Just as I writes in the paper I am preparing about C&C’s model, to overcome the problem of economic calculation a planned economy has to face what I call the “triple objection Brutzkus-Halm-Pareto” that consist of:
1) Offer a feasible formula to correct production central plan from real preferences of consumer universe.
2) Offer another feasible formula to avoid that goods priced only with their labour costs keep idle when the marginal sacrifice of labour tokens exceeds marginal utility gained by consumers or, that lines or waiting lists be formed to acquire scarce goods when marginal utility gained by consumers exceeds marginal sacrifice of labour tokens.
3) To reach enough capacity of algebraic analysis to resolve the system of equation in the gigantic spreadsheet of the socialist economy –the input-output table.
Concerning point nº 1, there are not anything in Dieterich’s works that show how to do this. Only one can feel that consumers would have freedom to choose their preferred products.

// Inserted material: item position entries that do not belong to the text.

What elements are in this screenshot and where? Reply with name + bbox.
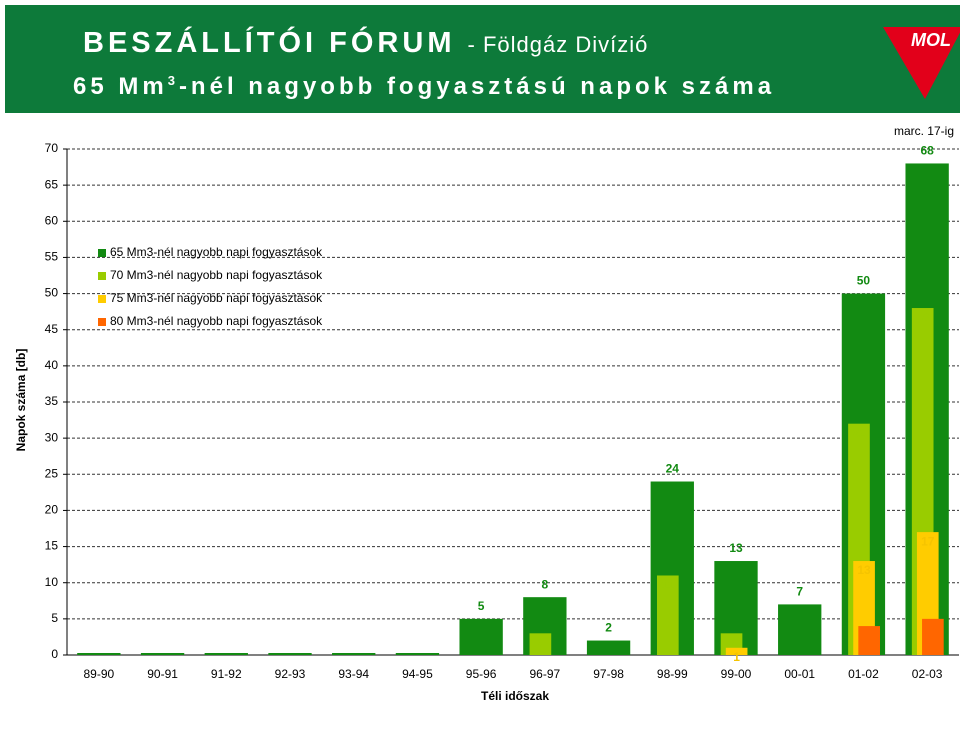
data-label: 11 xyxy=(661,578,674,592)
data-label: 3 xyxy=(537,635,544,649)
data-label: 4 xyxy=(866,628,873,642)
y-tick-label: 65 xyxy=(45,177,59,191)
bar xyxy=(395,653,440,655)
y-tick-label: 50 xyxy=(45,286,59,300)
bar xyxy=(204,653,248,655)
data-label: 5 xyxy=(478,599,485,613)
data-label: 48 xyxy=(916,310,930,324)
bar xyxy=(778,604,822,655)
legend-swatch xyxy=(98,295,106,303)
y-tick-label: 20 xyxy=(45,503,59,517)
y-tick-label: 10 xyxy=(45,575,59,589)
bar xyxy=(140,653,185,655)
title: BESZÁLLÍTÓI FÓRUM xyxy=(83,27,456,59)
bar xyxy=(529,633,552,655)
data-label: 3 xyxy=(728,635,735,649)
bar xyxy=(586,640,631,655)
y-tick-label: 60 xyxy=(45,213,59,227)
y-tick-label: 25 xyxy=(45,466,59,480)
bar xyxy=(332,653,376,655)
y-tick-label: 40 xyxy=(45,358,59,372)
data-label: 50 xyxy=(857,274,871,288)
bar xyxy=(858,626,880,655)
y-axis-label: Napok száma [db] xyxy=(14,349,28,452)
data-label: 17 xyxy=(921,534,935,548)
x-tick-label: 99-00 xyxy=(721,667,752,681)
subtitle-sup: 3 xyxy=(167,73,179,88)
legend-label: 75 Mm3-nél nagyobb napi fogyasztások xyxy=(110,291,323,305)
data-label: 13 xyxy=(857,563,871,577)
x-tick-label: 94-95 xyxy=(402,667,433,681)
annotation: marc. 17-ig xyxy=(894,124,954,138)
logo-triangle xyxy=(883,27,960,99)
y-tick-label: 5 xyxy=(51,611,58,625)
y-tick-label: 45 xyxy=(45,322,59,336)
data-label: 13 xyxy=(729,541,743,555)
legend-label: 80 Mm3-nél nagyobb napi fogyasztások xyxy=(110,314,323,328)
x-tick-label: 96-97 xyxy=(530,667,561,681)
y-tick-label: 0 xyxy=(51,647,58,661)
legend-label: 65 Mm3-nél nagyobb napi fogyasztások xyxy=(110,245,323,259)
x-tick-label: 90-91 xyxy=(147,667,178,681)
division: - Földgáz Divízió xyxy=(467,32,649,57)
data-label: 68 xyxy=(920,144,934,158)
x-tick-label: 89-90 xyxy=(84,667,115,681)
x-tick-label: 92-93 xyxy=(275,667,306,681)
legend-label: 70 Mm3-nél nagyobb napi fogyasztások xyxy=(110,268,323,282)
y-tick-label: 55 xyxy=(45,250,59,264)
x-axis-label: Téli időszak xyxy=(481,689,549,703)
x-tick-label: 01-02 xyxy=(848,667,879,681)
data-label: 7 xyxy=(796,585,803,599)
subtitle-start: 65 Mm xyxy=(73,73,168,100)
x-tick-label: 98-99 xyxy=(657,667,688,681)
header: BESZÁLLÍTÓI FÓRUM - Földgáz Divízió 65 M… xyxy=(5,5,960,113)
data-label: 32 xyxy=(852,426,866,440)
y-tick-label: 70 xyxy=(45,141,59,155)
logo: MOL xyxy=(883,27,960,99)
x-tick-label: 91-92 xyxy=(211,667,242,681)
y-tick-label: 35 xyxy=(45,394,59,408)
header-title: BESZÁLLÍTÓI FÓRUM - Földgáz Divízió xyxy=(83,27,648,60)
logo-text: MOL xyxy=(911,30,951,50)
x-tick-label: 93-94 xyxy=(338,667,369,681)
data-label: 2 xyxy=(605,621,612,635)
bar xyxy=(725,647,748,655)
data-label: 8 xyxy=(542,577,549,591)
bar xyxy=(656,575,679,655)
bar xyxy=(268,653,312,655)
bar xyxy=(922,618,944,655)
subtitle-end: -nél nagyobb fogyasztású napok száma xyxy=(178,73,776,100)
legend-swatch xyxy=(98,249,106,257)
data-label: 24 xyxy=(666,462,680,476)
x-tick-label: 95-96 xyxy=(466,667,497,681)
x-tick-label: 00-01 xyxy=(784,667,815,681)
subtitle: 65 Mm3-nél nagyobb fogyasztású napok szá… xyxy=(73,73,775,101)
y-tick-label: 30 xyxy=(45,430,59,444)
data-label: 5 xyxy=(930,621,937,635)
legend-swatch xyxy=(98,272,106,280)
bar xyxy=(459,618,503,655)
y-tick-label: 15 xyxy=(45,539,59,553)
x-tick-label: 02-03 xyxy=(912,667,943,681)
bar xyxy=(77,653,121,655)
data-label: 1 xyxy=(733,650,740,664)
legend-swatch xyxy=(98,318,106,326)
x-tick-label: 97-98 xyxy=(593,667,624,681)
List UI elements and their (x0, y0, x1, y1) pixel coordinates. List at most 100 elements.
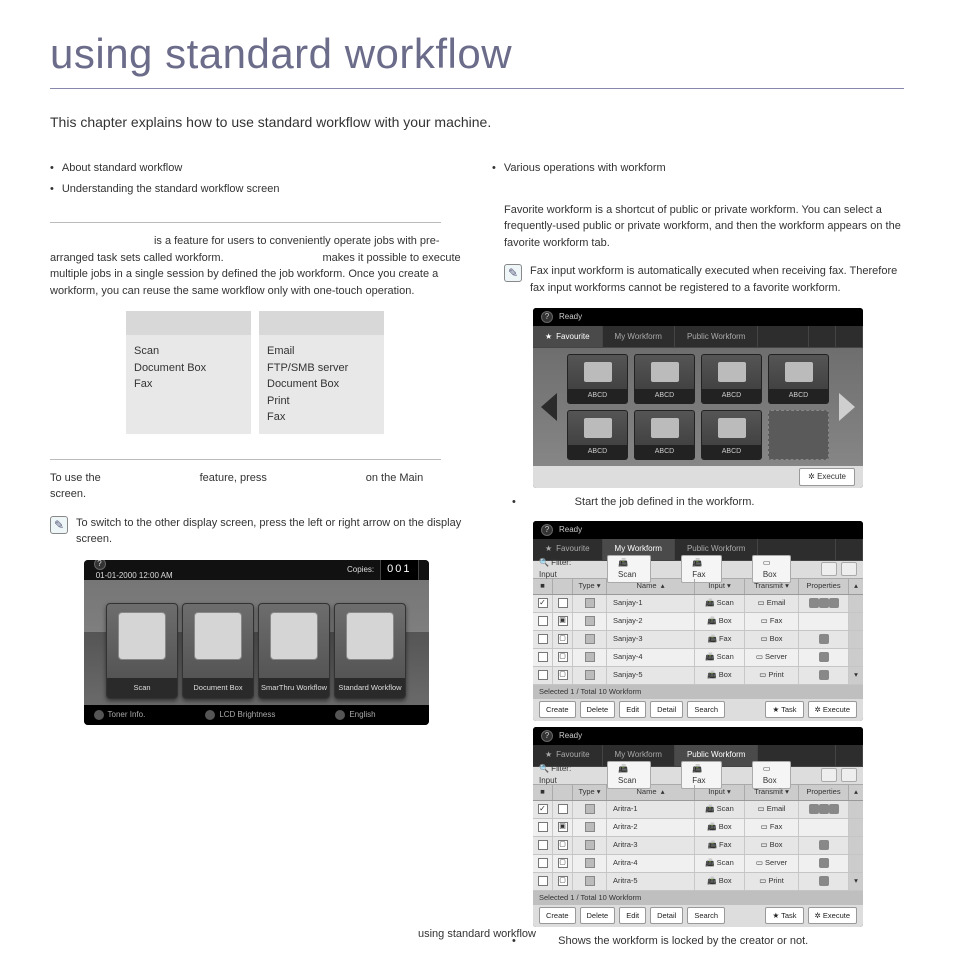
delete-button[interactable]: Delete (580, 907, 616, 924)
execute-button[interactable]: ✲ Execute (808, 907, 857, 924)
workform-tile-empty[interactable] (768, 410, 829, 460)
tile-scan[interactable]: Scan (106, 603, 178, 699)
row-checkbox[interactable] (538, 876, 548, 886)
table-row[interactable]: ▣Sanjay-2📠 Box▭ Fax (533, 613, 863, 631)
row-checkbox[interactable] (538, 634, 548, 644)
tile-document-box[interactable]: Document Box (182, 603, 254, 699)
brightness-label[interactable]: LCD Brightness (219, 709, 275, 721)
help-icon[interactable]: ? (541, 524, 553, 536)
col-name[interactable]: Name ▴ (607, 785, 695, 800)
tab-extra-1[interactable] (809, 745, 836, 766)
tab-extra-1[interactable] (809, 539, 836, 560)
col-check[interactable]: ■ (533, 785, 553, 800)
scroll-up-button[interactable]: ▴ (849, 579, 863, 594)
language-label[interactable]: English (349, 709, 375, 721)
task-button[interactable]: ★ Task (765, 701, 803, 718)
row-checkbox[interactable] (538, 652, 548, 662)
workform-tile[interactable]: ABCD (634, 410, 695, 460)
table-row[interactable]: ▢Sanjay-4📠 Scan▭ Server (533, 649, 863, 667)
toner-label[interactable]: Toner Info. (108, 709, 146, 721)
arrow-left-icon[interactable] (541, 393, 557, 421)
edit-button[interactable]: Edit (619, 701, 646, 718)
help-icon[interactable]: ? (541, 311, 553, 323)
col-type[interactable]: Type ▾ (573, 579, 607, 594)
scrollbar[interactable] (849, 631, 863, 648)
help-icon[interactable]: ? (541, 730, 553, 742)
datetime-label: 01-01-2000 12:00 AM (96, 571, 173, 580)
detail-button[interactable]: Detail (650, 907, 683, 924)
table-row[interactable]: ✓Sanjay-1📠 Scan▭ Email (533, 595, 863, 613)
tile-smarthru[interactable]: SmarThru Workflow (258, 603, 330, 699)
scroll-up-button[interactable]: ▴ (849, 785, 863, 800)
toc-link[interactable]: About standard workflow (62, 160, 182, 177)
row-checkbox[interactable] (538, 670, 548, 680)
tab-extra-2[interactable] (836, 326, 863, 347)
table-cell: Document Box (267, 376, 376, 393)
table-row[interactable]: ▢Aritra-5📠 Box▭ Print▾ (533, 873, 863, 891)
view-button[interactable] (841, 562, 857, 576)
table-cell: Email (267, 343, 376, 360)
edit-button[interactable]: Edit (619, 907, 646, 924)
view-button[interactable] (821, 562, 837, 576)
execute-button[interactable]: ✲ Execute (808, 701, 857, 718)
row-checkbox[interactable]: ✓ (538, 804, 548, 814)
toc-link[interactable]: Various operations with workform (504, 160, 666, 177)
search-button[interactable]: Search (687, 907, 725, 924)
scrollbar[interactable] (849, 855, 863, 872)
scrollbar[interactable] (849, 819, 863, 836)
help-icon[interactable]: ? (94, 560, 106, 570)
toc-link[interactable]: Understanding the standard workflow scre… (62, 181, 280, 198)
tab-my-workform[interactable]: My Workform (603, 326, 675, 347)
scrollbar[interactable] (849, 649, 863, 666)
scrollbar[interactable] (849, 595, 863, 612)
col-name[interactable]: Name ▴ (607, 579, 695, 594)
tab-extra-2[interactable] (836, 745, 863, 766)
row-checkbox[interactable] (538, 840, 548, 850)
table-row[interactable]: ▢Aritra-3📠 Fax▭ Box (533, 837, 863, 855)
search-button[interactable]: Search (687, 701, 725, 718)
execute-button[interactable]: ✲ Execute (799, 468, 855, 486)
status-bar: Selected 1 / Total 10 Workform (533, 891, 863, 905)
view-button[interactable] (841, 768, 857, 782)
tile-standard-workflow[interactable]: Standard Workflow (334, 603, 406, 699)
col-check[interactable]: ■ (533, 579, 553, 594)
create-button[interactable]: Create (539, 701, 576, 718)
workform-tile[interactable]: ABCD (567, 410, 628, 460)
workform-tile[interactable]: ABCD (567, 354, 628, 404)
workform-tile[interactable]: ABCD (768, 354, 829, 404)
row-checkbox[interactable]: ✓ (538, 598, 548, 608)
workform-tile[interactable]: ABCD (634, 354, 695, 404)
row-checkbox[interactable] (538, 616, 548, 626)
col-lock (553, 785, 573, 800)
tab-extra-1[interactable] (808, 326, 836, 347)
workform-tile[interactable]: ABCD (701, 354, 762, 404)
tab-public-workform[interactable]: Public Workform (675, 326, 759, 347)
table-row[interactable]: ✓Aritra-1📠 Scan▭ Email (533, 801, 863, 819)
scrollbar[interactable]: ▾ (849, 873, 863, 890)
tab-favourite[interactable]: ★Favourite (533, 326, 603, 347)
row-checkbox[interactable] (538, 858, 548, 868)
view-button[interactable] (821, 768, 837, 782)
tab-extra-2[interactable] (836, 539, 863, 560)
col-transmit[interactable]: Transmit ▾ (745, 579, 799, 594)
scrollbar[interactable] (849, 801, 863, 818)
col-transmit[interactable]: Transmit ▾ (745, 785, 799, 800)
detail-button[interactable]: Detail (650, 701, 683, 718)
col-type[interactable]: Type ▾ (573, 785, 607, 800)
delete-button[interactable]: Delete (580, 701, 616, 718)
col-input[interactable]: Input ▾ (695, 785, 745, 800)
table-row[interactable]: ▢Sanjay-3📠 Fax▭ Box (533, 631, 863, 649)
scrollbar[interactable] (849, 613, 863, 630)
table-row[interactable]: ▢Aritra-4📠 Scan▭ Server (533, 855, 863, 873)
row-checkbox[interactable] (538, 822, 548, 832)
scrollbar[interactable] (849, 837, 863, 854)
col-input[interactable]: Input ▾ (695, 579, 745, 594)
task-button[interactable]: ★ Task (765, 907, 803, 924)
table-row[interactable]: ▣Aritra-2📠 Box▭ Fax (533, 819, 863, 837)
create-button[interactable]: Create (539, 907, 576, 924)
table-row[interactable]: ▢Sanjay-5📠 Box▭ Print▾ (533, 667, 863, 685)
scrollbar[interactable]: ▾ (849, 667, 863, 684)
arrow-right-icon[interactable] (839, 393, 855, 421)
workform-tile[interactable]: ABCD (701, 410, 762, 460)
ready-label: Ready (559, 311, 582, 323)
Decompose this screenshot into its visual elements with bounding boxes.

Concerning point nº 2, Dieterich’s works lack references to ratio price/labour value (Strumilin) that has to be equal to unity. That is, if quotient of price and labour value is not equal to unity Dieterich’s planner neglect this and doesn’t know how to proceed. Therefore, he would have an unbalanced economy with large lines and waiting lists and not sold inventories.
Concerning point nº 3, Dieterich endorses Peters’s solution. I quote Peters below: 
«Upon the base of my results reached until now I am optimist. Because you have to take in to account that here I made the calculation of the value of my 50 kg. of potatoes from the beginning. But product are limited in their quantity and if we already count with the calculation of a tractor’s value, 1 kg. of fertilizer’s value, working clothes’ value, bag’s value, then the calculation of value of our 50 kg. of potatoes would be very much easier.» (Peters cited in Dieterich (B), pp. 112)
Of course you can’t support the solution of an input-output table for a 10 millions products based in such a trivial argument.
But I have to continue reading Dieterich’s works.